À l'église de Trigance, la cérémonie fut émouvante. Le prêtre rappela en quelques mots la vie du défunt, sa participation à la première guerre mondiale, la résistance pendant la seconde, mais surtout, son métier et l'amour qui le liait à celui-ci. Au cimetière, le père Ernest rejoignit sa femme dans la tombe. Puis, les villageois se dispersèrent, et certains hommes se réunirent au bar pour discuter.
- Et alors, dit le maire, je vais écrire à un notaire de ma connaissance pour la recherche des héritiers, mais je doute qu'il y en ait. De toute manière, j'imagine que ceux-ci vendraient le moulin.
- Et qui l'achèterait ?
- Peut-être la commune.
- Et pour quoi faire ?
- Je ne sais pas moi, un petit musée par exemple.
- Un musée de quoi ?
- De la meunerie.
- Et il viendra du monde pour le visiter ?
- Et j'en sais rien ! On verra bien.
Bref, les semaines et les mois passèrent, mais personne ne vint. En ce début des années soixante-dix, les villes attiraient, car il y avait du travail à profusion, ce qui manquait à la campagne.

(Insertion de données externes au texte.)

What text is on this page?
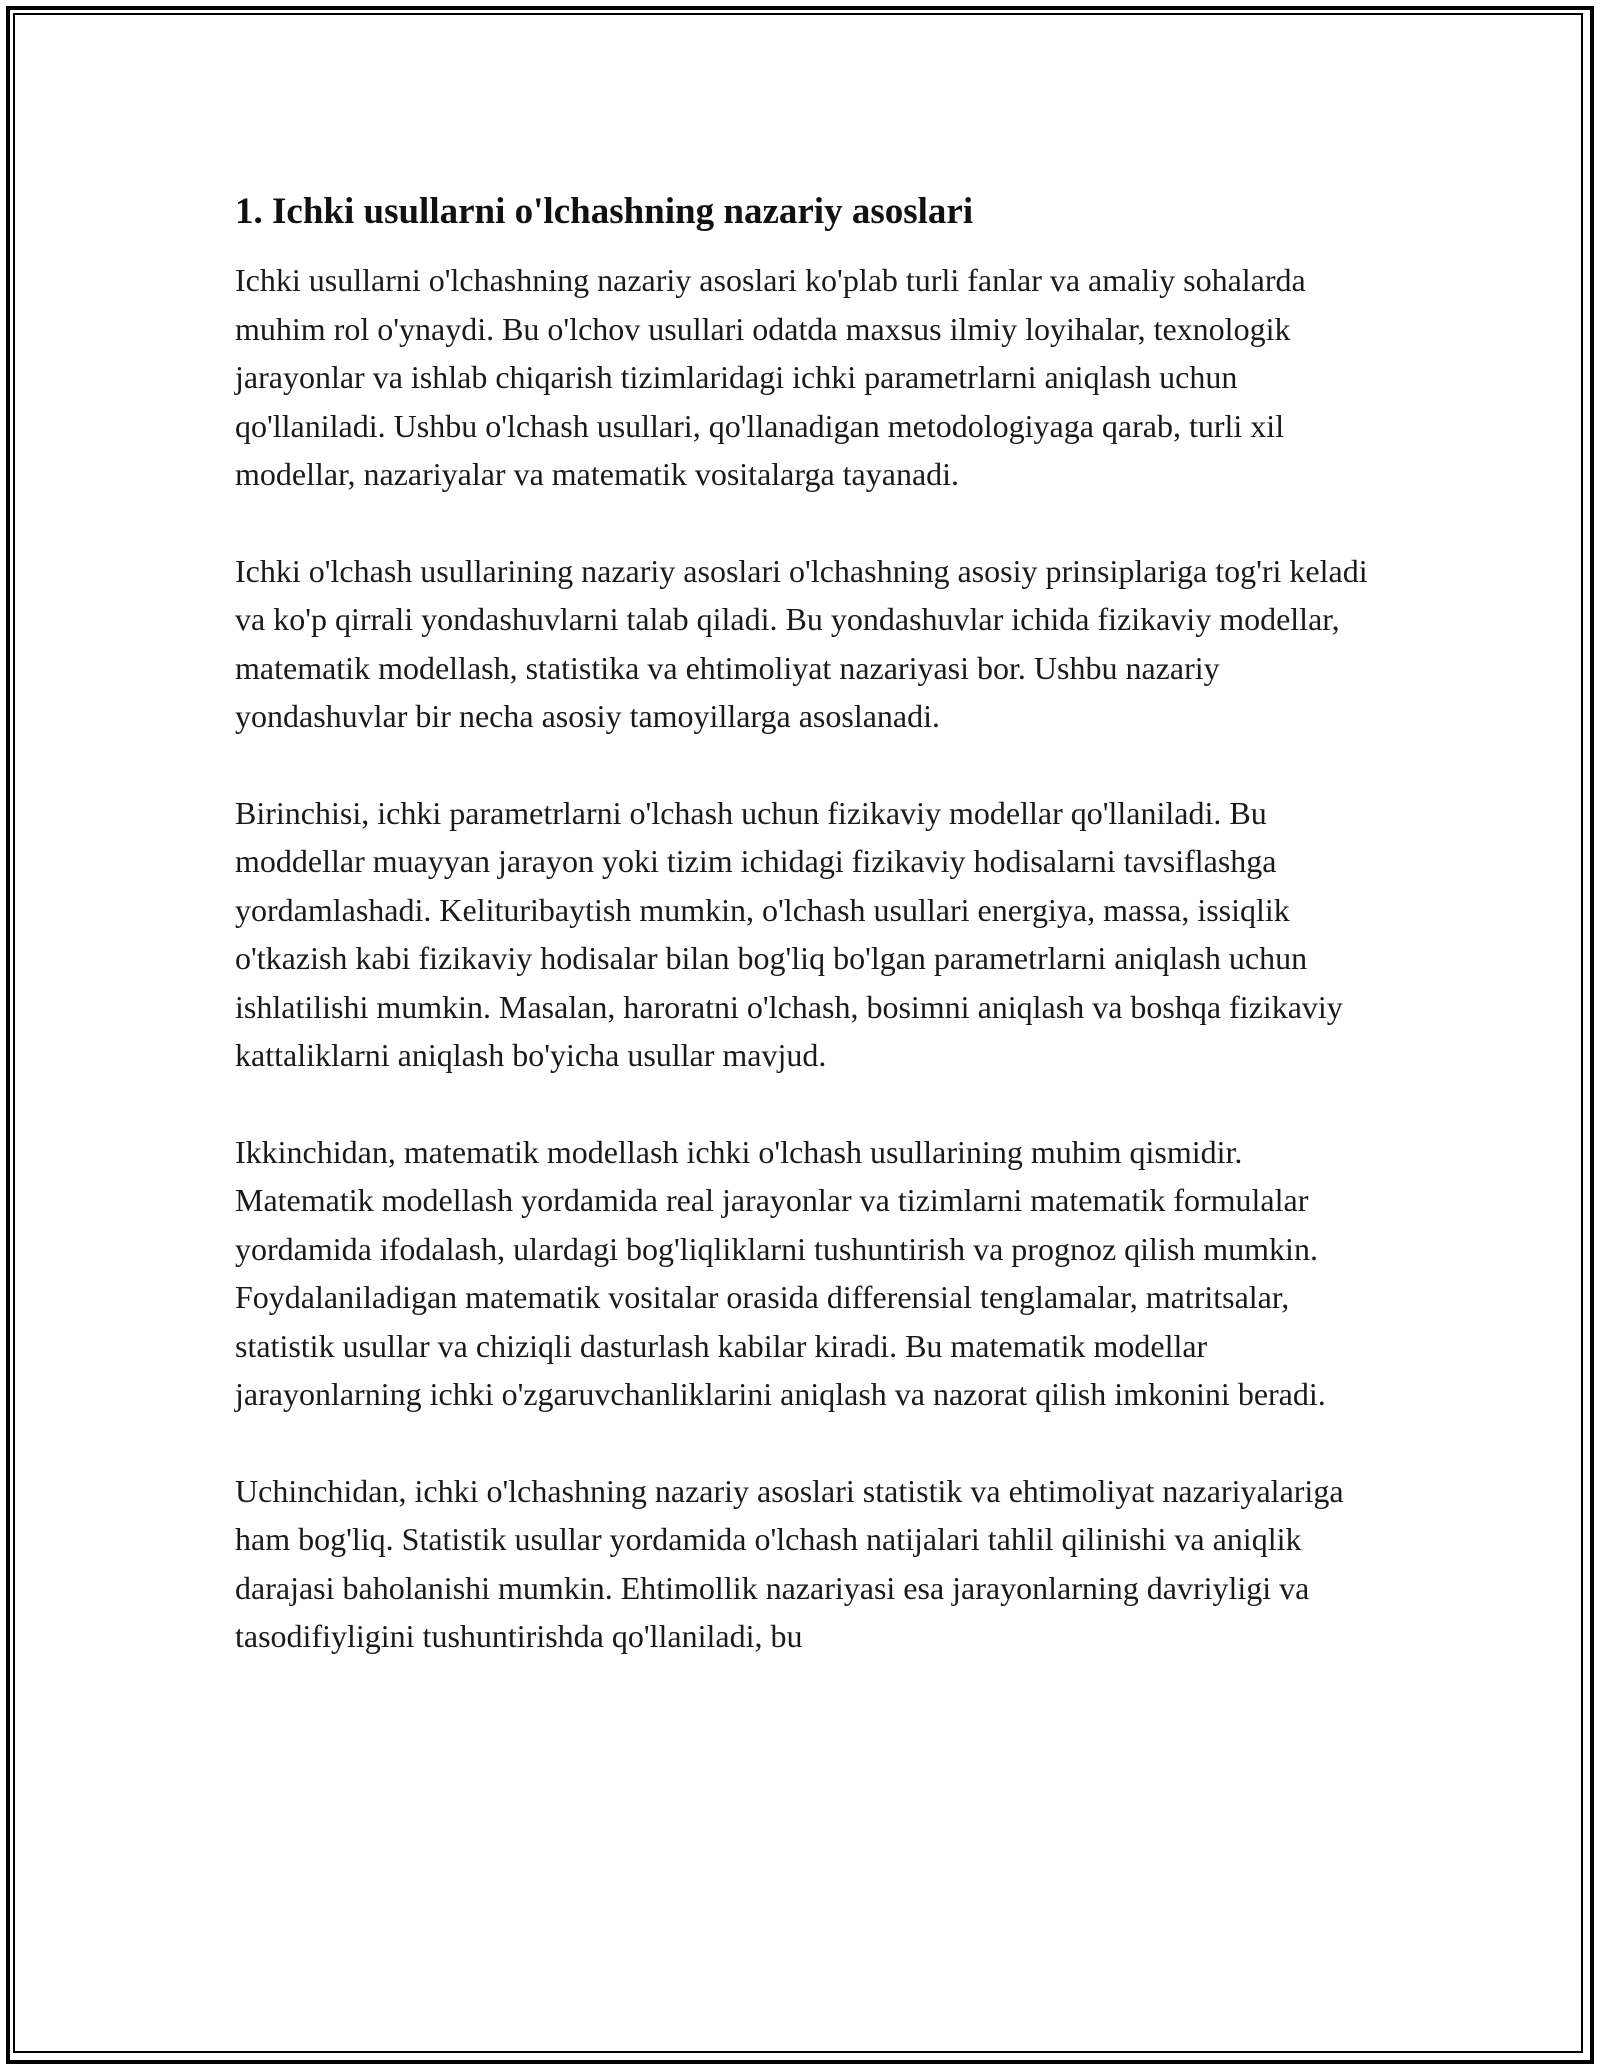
1. Ichki usullarni o'lchashning nazariy asoslari

Ichki usullarni o'lchashning nazariy asoslari ko'plab turli fanlar va amaliy sohalarda muhim rol o'ynaydi. Bu o'lchov usullari odatda maxsus ilmiy loyihalar, texnologik jarayonlar va ishlab chiqarish tizimlaridagi ichki parametrlarni aniqlash uchun qo'llaniladi. Ushbu o'lchash usullari, qo'llanadigan metodologiyaga qarab, turli xil modellar, nazariyalar va matematik vositalarga tayanadi.

Ichki o'lchash usullarining nazariy asoslari o'lchashning asosiy prinsiplariga tog'ri keladi va ko'p qirrali yondashuvlarni talab qiladi. Bu yondashuvlar ichida fizikaviy modellar, matematik modellash, statistika va ehtimoliyat nazariyasi bor. Ushbu nazariy yondashuvlar bir necha asosiy tamoyillarga asoslanadi.

Birinchisi, ichki parametrlarni o'lchash uchun fizikaviy modellar qo'llaniladi. Bu moddellar muayyan jarayon yoki tizim ichidagi fizikaviy hodisalarni tavsiflashga yordamlashadi. Kelituribaytish mumkin, o'lchash usullari energiya, massa, issiqlik o'tkazish kabi fizikaviy hodisalar bilan bog'liq bo'lgan parametrlarni aniqlash uchun ishlatilishi mumkin. Masalan, haroratni o'lchash, bosimni aniqlash va boshqa fizikaviy kattaliklarni aniqlash bo'yicha usullar mavjud.

Ikkinchidan, matematik modellash ichki o'lchash usullarining muhim qismidir. Matematik modellash yordamida real jarayonlar va tizimlarni matematik formulalar yordamida ifodalash, ulardagi bog'liqliklarni tushuntirish va prognoz qilish mumkin. Foydalaniladigan matematik vositalar orasida differensial tenglamalar, matritsalar, statistik usullar va chiziqli dasturlash kabilar kiradi. Bu matematik modellar jarayonlarning ichki o'zgaruvchanliklarini aniqlash va nazorat qilish imkonini beradi.

Uchinchidan, ichki o'lchashning nazariy asoslari statistik va ehtimoliyat nazariyalariga ham bog'liq. Statistik usullar yordamida o'lchash natijalari tahlil qilinishi va aniqlik darajasi baholanishi mumkin. Ehtimollik nazariyasi esa jarayonlarning davriyligi va tasodifiyligini tushuntirishda qo'llaniladi, bu
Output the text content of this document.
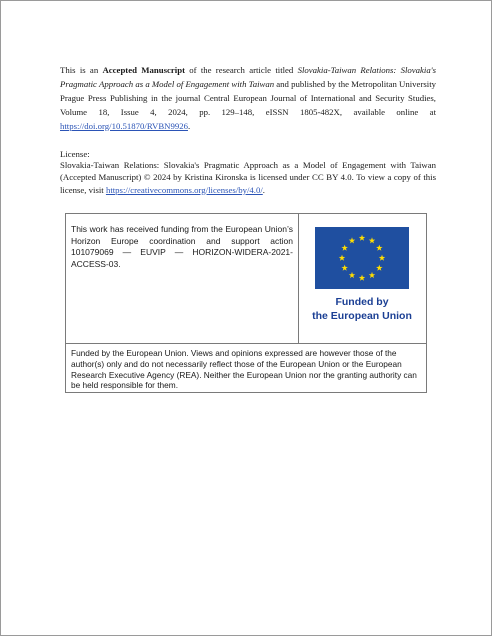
This is an Accepted Manuscript of the research article titled Slovakia-Taiwan Relations: Slovakia's Pragmatic Approach as a Model of Engagement with Taiwan and published by the Metropolitan University Prague Press Publishing in the journal Central European Journal of International and Security Studies, Volume 18, Issue 4, 2024, pp. 129–148, eISSN 1805-482X, available online at https://doi.org/10.51870/RVBN9926.

License:

Slovakia-Taiwan Relations: Slovakia's Pragmatic Approach as a Model of Engagement with Taiwan (Accepted Manuscript) © 2024 by Kristina Kironska is licensed under CC BY 4.0. To view a copy of this license, visit https://creativecommons.org/licenses/by/4.0/.

This work has received funding from the European Union’s Horizon Europe coordination and support action 101079069 — EUVIP — HORIZON-WIDERA-2021-ACCESS-03.
Funded by
the European Union
Funded by the European Union. Views and opinions expressed are however those of the author(s) only and do not necessarily reflect those of the European Union or the European Research Executive Agency (REA). Neither the European Union nor the granting authority can be held responsible for them.
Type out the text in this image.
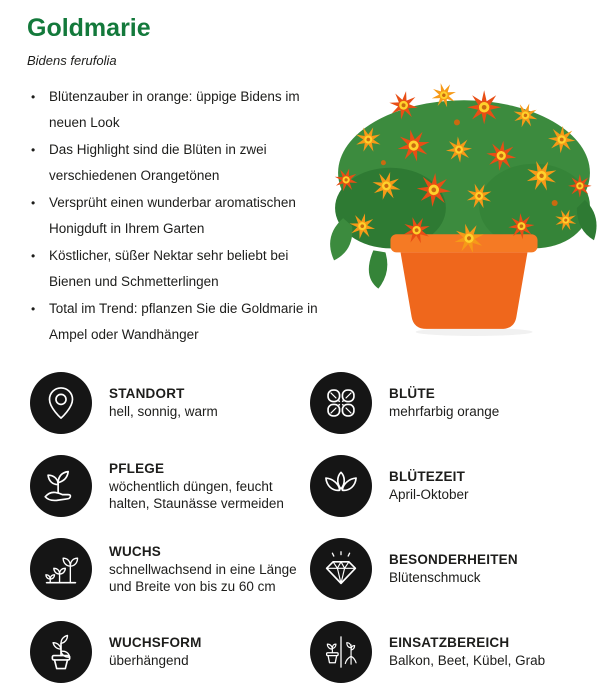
Goldmarie
Bidens ferufolia
• Blütenzauber in orange: üppige Bidens im neuen Look
• Das Highlight sind die Blüten in zwei verschiedenen Orangetönen
• Versprüht einen wunderbar aromatischen Honigduft in Ihrem Garten
• Köstlicher, süßer Nektar sehr beliebt bei Bienen und Schmetterlingen
• Total im Trend: pflanzen Sie die Goldmarie in Ampel oder Wandhänger
STANDORT
hell, sonnig, warm
BLÜTE
mehrfarbig orange
PFLEGE
wöchentlich düngen, feucht halten, Staunässe vermeiden
BLÜTEZEIT
April-Oktober
WUCHS
schnellwachsend in eine Länge und Breite von bis zu 60 cm
BESONDERHEITEN
Blütenschmuck
WUCHSFORM
überhängend
EINSATZBEREICH
Balkon, Beet, Kübel, Grab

Et là-haut, au-delà des frontières physiques et psychiques, dans le Grand Jardin, le père Ernest était triste. Son moulin était à l'abandon, personne ne se souvenait de lui. Les années passaient et le moulin tombait en ruine. Les intempéries et les dégradations des idiots rendaient le bâtiment méconnaissable.
- C'est fini, dit Ernest. Tout ça pour rien ! Depuis le moyen-âge, ce lieu était le symbole de la Vie. L'eau, le blé, le pain, la base de l'alimentation depuis toujours, c'est terminé ! Il ne reste rien.
Était-il possible que ces siècles de labeur, de sacrifice, de joie et de peine, au milieu des vicissitudes de l'Histoire, soient réduits à néant par la faute d'un Destin inique ?
Ne pouvait-on rien faire ? FALLAIT-IL SE RÉSIGNER ?
La Mort allait-elle remporter la victoire dans le torrent des siècles ?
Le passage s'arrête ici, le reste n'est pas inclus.